Scientists discovered a link between elevated phenylacetylglutamine (PAGln) and an increased risk of lethal prostate cancer diagnosis. The presence of this metabolite is a result of the breakdown of phenylalanine by gut microbiota. Increased levels of choline and betaine, two metabolites commonly found in animal products, have also been linked to a significantly higher risk of developing lethal prostate cancer. The presence of these metabolites has also been linked to increased cardiovascular disease and stroke. 

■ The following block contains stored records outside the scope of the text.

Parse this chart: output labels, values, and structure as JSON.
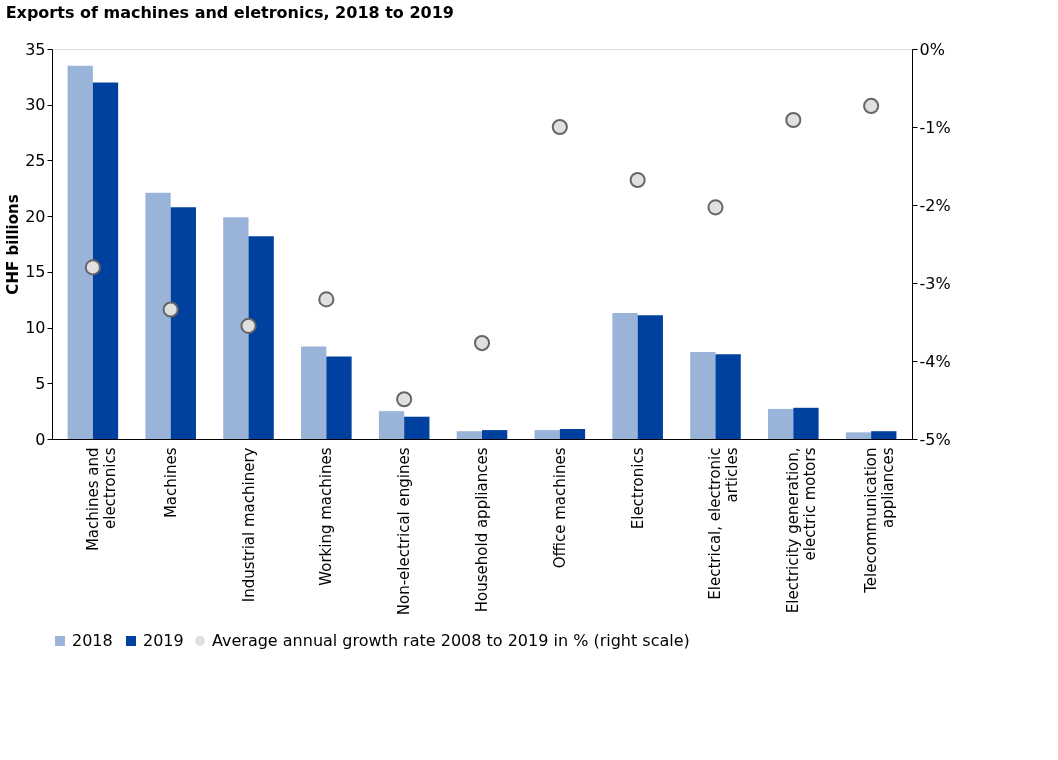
{
  "chart_data": {
    "type": "bar",
    "title": "Exports of machines and eletronics, 2018 to 2019",
    "ylabel": "CHF billions",
    "categories": [
      "Machines and\nelectronics",
      "Machines",
      "Industrial machinery",
      "Working machines",
      "Non-electrical engines",
      "Household appliances",
      "Office machines",
      "Electronics",
      "Electrical, electronic\narticles",
      "Electricity generation,\nelectric motors",
      "Telecommunication\nappliances"
    ],
    "ylim": [
      0,
      35
    ],
    "yticks": [
      0,
      5,
      10,
      15,
      20,
      25,
      30,
      35
    ],
    "y2lim": [
      -5,
      0
    ],
    "y2ticks": [
      {
        "value": -5,
        "label": "-5%"
      },
      {
        "value": -4,
        "label": "-4%"
      },
      {
        "value": -3,
        "label": "-3%"
      },
      {
        "value": -2,
        "label": "-2%"
      },
      {
        "value": -1,
        "label": "-1%"
      },
      {
        "value": 0,
        "label": "0%"
      }
    ],
    "grid": false,
    "legend": "bottom",
    "series": [
      {
        "name": "2018",
        "color": "#9ab3d9",
        "values": [
          33.5,
          22.1,
          19.9,
          8.3,
          2.5,
          0.7,
          0.8,
          11.3,
          7.8,
          2.7,
          0.6
        ]
      },
      {
        "name": "2019",
        "color": "#0041a0",
        "values": [
          32.0,
          20.8,
          18.2,
          7.4,
          2.0,
          0.8,
          0.9,
          11.1,
          7.6,
          2.8,
          0.7
        ]
      },
      {
        "name": "Average annual growth rate 2008 to 2019 in % (right scale)",
        "type": "scatter",
        "axis": "y2",
        "marker": "circle",
        "color": "#e0e0e0",
        "values": [
          -2.8,
          -3.34,
          -3.55,
          -3.21,
          -4.49,
          -3.77,
          -1.0,
          -1.68,
          -2.03,
          -0.91,
          -0.73
        ]
      }
    ]
  }
}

Stanley Hazen, a collaborator on the study and Director of Cleveland Clinic’s Center for Microbiome and Human Health, Ohio, USA, initially identified in a 2020 study that PAGln binds to the same receptors as beta blockers, which may act to block the activity of these metabolites. Sharifi explained: “New insights are emerging from large-scale clinical datasets that show use of beta blockers is also associated with lower mortality due to prostate cancer.” Scientists also aim to establish the reliability of using the presence of these metabolites as biomarkers of aggressive prostate cancer, and the impact of diet on patient risk. Sharifi concluded: “We will continue to work together to investigate the possible mechanisms linking PAGln activity and prostate cancer disease processes in hopes of identifying new therapeutic targets for our patients.”